Troels Lund Poulsen, Denmark's Minister of Defense, is entering NATO headquarters in Brussels, Belgium, on the 19th (local time) to answer questions from the press. Photo by AP News Agency
Europe Discusses Triggering ACI... Potential Pressure on the U.S. Using American Financial Assets
Europe is also preparing a counteroffensive. The European Union (EU) is discussing the implementation of the so-called "trade bazooka," officially known as the Anti-Coercion Instrument (ACI), to respond to third countries that economically threaten member states. This measure would restrict trade in services, foreign direct investment, financial markets, public procurement, and intellectual property rights with countries that pose economic threats to the EU or its member states.

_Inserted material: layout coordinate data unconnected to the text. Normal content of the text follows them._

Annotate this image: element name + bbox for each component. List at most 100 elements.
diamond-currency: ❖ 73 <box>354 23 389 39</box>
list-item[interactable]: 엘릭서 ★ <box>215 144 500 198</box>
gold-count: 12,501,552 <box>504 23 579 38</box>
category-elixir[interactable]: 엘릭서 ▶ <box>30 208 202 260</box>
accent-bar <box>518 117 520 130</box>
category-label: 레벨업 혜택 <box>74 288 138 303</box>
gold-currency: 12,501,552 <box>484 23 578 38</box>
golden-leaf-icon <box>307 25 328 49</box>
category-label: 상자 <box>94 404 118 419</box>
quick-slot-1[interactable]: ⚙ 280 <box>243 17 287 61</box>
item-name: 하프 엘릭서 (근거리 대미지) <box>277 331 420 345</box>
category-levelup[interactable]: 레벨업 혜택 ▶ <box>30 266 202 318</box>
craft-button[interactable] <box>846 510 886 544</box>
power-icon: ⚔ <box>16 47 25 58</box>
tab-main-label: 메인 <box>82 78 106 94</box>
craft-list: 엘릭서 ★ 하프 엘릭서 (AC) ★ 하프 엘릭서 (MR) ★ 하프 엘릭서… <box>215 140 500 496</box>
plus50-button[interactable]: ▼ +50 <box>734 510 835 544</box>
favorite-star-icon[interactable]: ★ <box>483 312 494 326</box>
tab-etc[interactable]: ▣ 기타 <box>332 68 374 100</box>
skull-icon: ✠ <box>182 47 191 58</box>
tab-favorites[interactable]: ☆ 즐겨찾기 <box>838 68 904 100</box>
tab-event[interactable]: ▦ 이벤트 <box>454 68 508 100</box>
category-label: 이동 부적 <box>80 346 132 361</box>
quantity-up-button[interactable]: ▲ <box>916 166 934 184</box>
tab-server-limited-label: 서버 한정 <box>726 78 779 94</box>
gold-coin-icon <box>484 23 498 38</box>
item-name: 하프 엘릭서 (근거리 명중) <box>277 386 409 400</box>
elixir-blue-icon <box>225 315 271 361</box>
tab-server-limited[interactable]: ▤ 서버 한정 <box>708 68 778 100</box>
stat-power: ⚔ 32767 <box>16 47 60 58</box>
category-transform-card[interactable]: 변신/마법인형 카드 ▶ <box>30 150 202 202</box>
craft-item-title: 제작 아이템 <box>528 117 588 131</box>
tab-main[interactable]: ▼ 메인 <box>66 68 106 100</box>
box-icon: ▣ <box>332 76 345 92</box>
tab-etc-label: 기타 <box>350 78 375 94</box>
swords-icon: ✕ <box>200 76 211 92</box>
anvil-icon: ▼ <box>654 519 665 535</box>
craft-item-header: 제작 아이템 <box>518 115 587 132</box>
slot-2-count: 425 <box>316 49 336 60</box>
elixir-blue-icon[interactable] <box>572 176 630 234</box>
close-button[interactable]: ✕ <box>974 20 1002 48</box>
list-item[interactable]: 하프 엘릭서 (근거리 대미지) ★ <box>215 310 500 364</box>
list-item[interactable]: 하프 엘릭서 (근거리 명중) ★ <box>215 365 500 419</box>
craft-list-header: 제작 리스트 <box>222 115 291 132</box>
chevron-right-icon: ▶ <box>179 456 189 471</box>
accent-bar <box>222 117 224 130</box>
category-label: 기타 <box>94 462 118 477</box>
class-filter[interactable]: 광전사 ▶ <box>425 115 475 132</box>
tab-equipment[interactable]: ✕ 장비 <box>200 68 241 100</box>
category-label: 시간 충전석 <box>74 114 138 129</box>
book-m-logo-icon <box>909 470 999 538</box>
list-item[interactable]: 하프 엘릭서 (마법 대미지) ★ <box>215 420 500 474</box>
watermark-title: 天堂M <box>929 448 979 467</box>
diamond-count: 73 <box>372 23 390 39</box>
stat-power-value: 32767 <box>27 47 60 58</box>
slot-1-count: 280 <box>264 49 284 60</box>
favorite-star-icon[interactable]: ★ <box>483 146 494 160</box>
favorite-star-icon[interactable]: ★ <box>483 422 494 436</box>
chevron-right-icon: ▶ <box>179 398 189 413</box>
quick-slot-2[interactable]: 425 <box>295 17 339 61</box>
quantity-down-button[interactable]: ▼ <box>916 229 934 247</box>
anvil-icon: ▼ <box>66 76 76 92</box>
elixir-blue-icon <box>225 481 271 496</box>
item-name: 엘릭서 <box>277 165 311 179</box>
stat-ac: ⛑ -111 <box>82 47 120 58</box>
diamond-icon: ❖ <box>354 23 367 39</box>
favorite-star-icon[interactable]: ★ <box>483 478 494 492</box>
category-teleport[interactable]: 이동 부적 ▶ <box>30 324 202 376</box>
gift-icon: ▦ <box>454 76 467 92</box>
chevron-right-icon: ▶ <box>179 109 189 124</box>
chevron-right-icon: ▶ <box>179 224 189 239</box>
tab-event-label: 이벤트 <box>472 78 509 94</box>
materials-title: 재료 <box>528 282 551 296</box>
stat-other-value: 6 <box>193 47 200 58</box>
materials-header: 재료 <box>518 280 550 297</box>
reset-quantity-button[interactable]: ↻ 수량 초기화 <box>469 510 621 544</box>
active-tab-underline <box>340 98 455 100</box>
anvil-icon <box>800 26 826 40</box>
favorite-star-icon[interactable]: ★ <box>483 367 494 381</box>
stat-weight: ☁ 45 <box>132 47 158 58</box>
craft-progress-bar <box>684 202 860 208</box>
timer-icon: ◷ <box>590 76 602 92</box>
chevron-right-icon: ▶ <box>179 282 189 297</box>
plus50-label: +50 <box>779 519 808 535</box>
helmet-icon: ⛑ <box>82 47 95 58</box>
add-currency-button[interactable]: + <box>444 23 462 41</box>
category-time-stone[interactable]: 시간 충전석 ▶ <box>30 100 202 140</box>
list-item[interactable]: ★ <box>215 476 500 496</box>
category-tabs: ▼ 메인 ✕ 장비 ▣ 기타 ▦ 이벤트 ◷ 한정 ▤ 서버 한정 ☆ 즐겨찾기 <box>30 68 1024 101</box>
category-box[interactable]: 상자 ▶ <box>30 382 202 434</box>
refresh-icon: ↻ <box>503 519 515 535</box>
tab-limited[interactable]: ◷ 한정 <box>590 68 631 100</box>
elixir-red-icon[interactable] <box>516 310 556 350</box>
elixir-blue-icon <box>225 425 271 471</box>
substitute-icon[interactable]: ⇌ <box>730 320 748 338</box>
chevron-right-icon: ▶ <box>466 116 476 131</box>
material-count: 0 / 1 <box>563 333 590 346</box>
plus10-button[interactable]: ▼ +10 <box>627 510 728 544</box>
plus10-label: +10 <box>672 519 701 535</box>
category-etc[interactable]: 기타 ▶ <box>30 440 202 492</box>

Deutsche Bank predicted that Europe could use its large holdings of U.S. financial assets as a bargaining chip. Europe is the largest holder of U.S. debt, with European countries holding approximately $8 trillion in U.S. Treasury bonds and stocks (according to Deutsche Bank). This is more than twice the amount held by all other countries combined. If Europe were to sell these assets, it could destabilize the U.S. economy. George Saravelos, Global Head of FX Research at Deutsche Bank, explained in a recent report, "Despite America's overwhelming military and economic power, it has one decisive weakness: it relies on other countries to finance its budget."
However, a significant portion of U.S.-related financial assets are held by the private sector, such as pension funds, insurance companies, banks, and asset management firms, rather than by governments, making it unlikely that such measures would be implemented in reality. For European countries to be induced to sell U.S. assets, mandatory measures such as legally restricting investment ratios would be necessary. This is politically and institutionally unlikely to happen and would take years even if pursued.
Above all, if Europe even hints at reducing or curbing its purchases of U.S. assets, the value of U.S. Treasury bonds could plummet. The resulting shock would likely return to Europe. A sharp decline in the value of the dollar would relatively strengthen the euro, which could directly hit European exports. This could push many European countries into an economic recession.